Très peu de pêcheurs du lac Tampolo ne vivent uniquement que de la pêche et bon nombre possèdent des rizières, quelques-uns des bœufs. Il est certain qu’à Tampolo, comme sur pratiquement tous les lacs de Madagascar, les habitants se contentent de capturer des quantités suffisantes pour assurer un minimum vital
En outre, les pêcheurs sont tenus de respecter des « fomba » (coutumes) et des « fady » (interdits). Ainsi autrefois, les filets sont « fady» (utilisation défendue par la coutume), « mais il ne s’agissait pas en réalité d’un interdit absolu, mais plutôt d’une non-utilisation de certains engins par les ancêtres » (A. Kiener, inspecteur principal de la direction des Eaux et forêts, 1960).
De longue date, le filet est connu à Madagascar, en particulier le filet-senne fabriqué en cordes de « hafotra ». Mais à Tampolo, la coutume, pour des raisons peut-être oubliées, interdit le filet. « Ce n’est qu’assez récemment que les pêcheurs se laissent tenter par son utilisation, en raison même des fortes augmentations de production qu’il permet d’obtenir. »
Est également « fady », l’utilisation du poison, en particulier celle du latex d’une plante vénéneuse appelée « jemby », dont l’écorce est écrasée et déversée dans l’eau.

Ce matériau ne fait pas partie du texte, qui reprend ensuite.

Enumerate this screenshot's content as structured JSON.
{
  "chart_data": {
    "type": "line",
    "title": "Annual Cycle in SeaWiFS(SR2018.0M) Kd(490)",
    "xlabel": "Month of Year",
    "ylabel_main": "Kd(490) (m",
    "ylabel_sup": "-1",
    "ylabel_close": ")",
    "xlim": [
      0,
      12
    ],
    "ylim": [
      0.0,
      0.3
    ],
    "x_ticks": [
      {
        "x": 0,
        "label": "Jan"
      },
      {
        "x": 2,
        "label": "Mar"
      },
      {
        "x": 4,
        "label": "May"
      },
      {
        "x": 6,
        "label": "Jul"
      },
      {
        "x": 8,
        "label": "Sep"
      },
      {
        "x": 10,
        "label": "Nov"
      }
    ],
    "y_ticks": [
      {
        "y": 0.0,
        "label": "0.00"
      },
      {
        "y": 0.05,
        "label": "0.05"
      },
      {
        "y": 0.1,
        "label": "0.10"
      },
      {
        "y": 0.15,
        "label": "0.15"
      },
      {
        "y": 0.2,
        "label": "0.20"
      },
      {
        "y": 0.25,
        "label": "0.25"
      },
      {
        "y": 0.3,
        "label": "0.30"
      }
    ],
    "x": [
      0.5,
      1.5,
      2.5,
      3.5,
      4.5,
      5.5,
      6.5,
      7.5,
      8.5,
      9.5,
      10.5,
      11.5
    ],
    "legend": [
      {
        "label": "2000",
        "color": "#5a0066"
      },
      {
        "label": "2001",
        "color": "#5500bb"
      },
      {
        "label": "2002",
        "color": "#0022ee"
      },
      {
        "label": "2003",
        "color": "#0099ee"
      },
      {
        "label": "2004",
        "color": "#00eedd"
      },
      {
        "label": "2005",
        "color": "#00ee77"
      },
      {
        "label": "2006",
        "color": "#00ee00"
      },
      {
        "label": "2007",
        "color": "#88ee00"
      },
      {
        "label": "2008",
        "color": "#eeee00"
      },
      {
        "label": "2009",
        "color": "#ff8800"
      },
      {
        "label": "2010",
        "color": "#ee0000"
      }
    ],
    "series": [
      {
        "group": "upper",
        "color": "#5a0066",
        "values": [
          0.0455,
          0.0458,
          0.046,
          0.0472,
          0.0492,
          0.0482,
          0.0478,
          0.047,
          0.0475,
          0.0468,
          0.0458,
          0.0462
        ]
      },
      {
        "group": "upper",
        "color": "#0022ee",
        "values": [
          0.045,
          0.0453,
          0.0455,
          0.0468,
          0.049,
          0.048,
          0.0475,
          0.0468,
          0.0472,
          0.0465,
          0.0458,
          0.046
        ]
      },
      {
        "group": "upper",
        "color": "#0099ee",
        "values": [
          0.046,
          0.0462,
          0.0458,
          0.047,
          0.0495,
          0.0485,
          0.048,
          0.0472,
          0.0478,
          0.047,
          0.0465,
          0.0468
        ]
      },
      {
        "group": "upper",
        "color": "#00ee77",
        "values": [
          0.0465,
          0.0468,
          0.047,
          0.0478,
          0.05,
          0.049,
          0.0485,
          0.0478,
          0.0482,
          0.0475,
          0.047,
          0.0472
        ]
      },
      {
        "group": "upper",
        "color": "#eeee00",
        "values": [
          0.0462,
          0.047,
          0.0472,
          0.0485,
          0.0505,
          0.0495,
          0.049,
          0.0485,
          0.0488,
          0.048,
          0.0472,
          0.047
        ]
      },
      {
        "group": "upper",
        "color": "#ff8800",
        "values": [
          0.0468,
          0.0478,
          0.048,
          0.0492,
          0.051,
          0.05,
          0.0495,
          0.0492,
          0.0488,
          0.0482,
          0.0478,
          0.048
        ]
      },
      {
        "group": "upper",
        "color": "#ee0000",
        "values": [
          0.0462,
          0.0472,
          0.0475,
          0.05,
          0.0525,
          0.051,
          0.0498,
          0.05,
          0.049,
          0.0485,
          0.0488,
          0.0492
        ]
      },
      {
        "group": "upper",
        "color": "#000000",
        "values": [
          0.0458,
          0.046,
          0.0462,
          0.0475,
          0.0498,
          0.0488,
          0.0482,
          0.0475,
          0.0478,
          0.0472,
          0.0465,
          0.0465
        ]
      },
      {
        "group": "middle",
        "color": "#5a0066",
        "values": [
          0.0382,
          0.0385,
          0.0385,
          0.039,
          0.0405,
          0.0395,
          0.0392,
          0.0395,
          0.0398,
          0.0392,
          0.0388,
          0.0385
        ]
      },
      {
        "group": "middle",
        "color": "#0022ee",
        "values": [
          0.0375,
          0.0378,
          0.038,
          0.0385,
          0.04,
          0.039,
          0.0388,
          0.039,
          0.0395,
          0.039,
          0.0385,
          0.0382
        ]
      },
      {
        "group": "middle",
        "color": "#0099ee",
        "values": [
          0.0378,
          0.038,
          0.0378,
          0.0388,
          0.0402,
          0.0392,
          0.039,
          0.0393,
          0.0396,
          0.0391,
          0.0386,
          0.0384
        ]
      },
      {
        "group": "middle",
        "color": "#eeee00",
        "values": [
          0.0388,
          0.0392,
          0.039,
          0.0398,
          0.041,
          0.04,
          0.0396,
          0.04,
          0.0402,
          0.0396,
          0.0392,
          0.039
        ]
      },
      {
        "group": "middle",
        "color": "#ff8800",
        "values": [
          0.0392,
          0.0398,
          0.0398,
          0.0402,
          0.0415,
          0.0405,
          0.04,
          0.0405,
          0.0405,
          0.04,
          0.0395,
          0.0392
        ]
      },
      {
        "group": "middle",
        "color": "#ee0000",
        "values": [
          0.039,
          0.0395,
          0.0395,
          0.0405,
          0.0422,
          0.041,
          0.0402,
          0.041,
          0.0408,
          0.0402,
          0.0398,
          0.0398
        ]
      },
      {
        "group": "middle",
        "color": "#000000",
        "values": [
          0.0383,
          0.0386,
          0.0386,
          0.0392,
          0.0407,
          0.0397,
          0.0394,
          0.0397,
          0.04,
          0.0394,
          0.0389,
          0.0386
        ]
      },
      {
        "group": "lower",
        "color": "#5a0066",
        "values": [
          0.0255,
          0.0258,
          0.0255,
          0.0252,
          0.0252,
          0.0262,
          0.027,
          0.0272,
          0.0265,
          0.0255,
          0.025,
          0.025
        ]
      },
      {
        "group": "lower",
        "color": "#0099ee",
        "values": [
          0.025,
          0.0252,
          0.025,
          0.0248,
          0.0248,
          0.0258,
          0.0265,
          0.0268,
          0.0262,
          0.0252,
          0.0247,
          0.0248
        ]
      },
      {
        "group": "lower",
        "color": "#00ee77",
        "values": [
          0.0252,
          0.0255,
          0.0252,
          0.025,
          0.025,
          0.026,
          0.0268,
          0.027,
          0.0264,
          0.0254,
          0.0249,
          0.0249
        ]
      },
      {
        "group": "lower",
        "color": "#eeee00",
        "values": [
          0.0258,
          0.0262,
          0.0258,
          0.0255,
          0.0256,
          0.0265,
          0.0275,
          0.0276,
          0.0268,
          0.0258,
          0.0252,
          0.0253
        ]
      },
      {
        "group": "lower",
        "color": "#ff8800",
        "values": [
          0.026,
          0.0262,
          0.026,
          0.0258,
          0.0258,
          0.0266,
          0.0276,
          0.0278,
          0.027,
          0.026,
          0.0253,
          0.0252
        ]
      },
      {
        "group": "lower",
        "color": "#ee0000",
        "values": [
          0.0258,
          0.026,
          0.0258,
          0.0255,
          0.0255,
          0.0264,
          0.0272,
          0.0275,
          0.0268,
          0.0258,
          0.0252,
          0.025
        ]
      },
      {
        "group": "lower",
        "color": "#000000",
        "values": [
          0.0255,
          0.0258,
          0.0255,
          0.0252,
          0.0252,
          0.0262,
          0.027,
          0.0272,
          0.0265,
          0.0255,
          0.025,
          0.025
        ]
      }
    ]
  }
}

Les poissons meurent, mais restent comestibles. « Ce poison est quelquefois utilisé de nos jours (1960), mais fort heureusement assez rarement et son utilisation constitue un délit. »
Un Raiamandreny (patriarche) des pêcheurs de Rantolava raconte à l’auteur la légende du « lolorano » du lac, mauvais esprit diabolique qui peut causer la mort des êtres humains. Lorsqu’il veut se manifester, son action est précédée par l’apparition brusque d’un arc-en-ciel. À ce moment-là, la pirogue de sa victime chavire et celle-ci meurt par noyade.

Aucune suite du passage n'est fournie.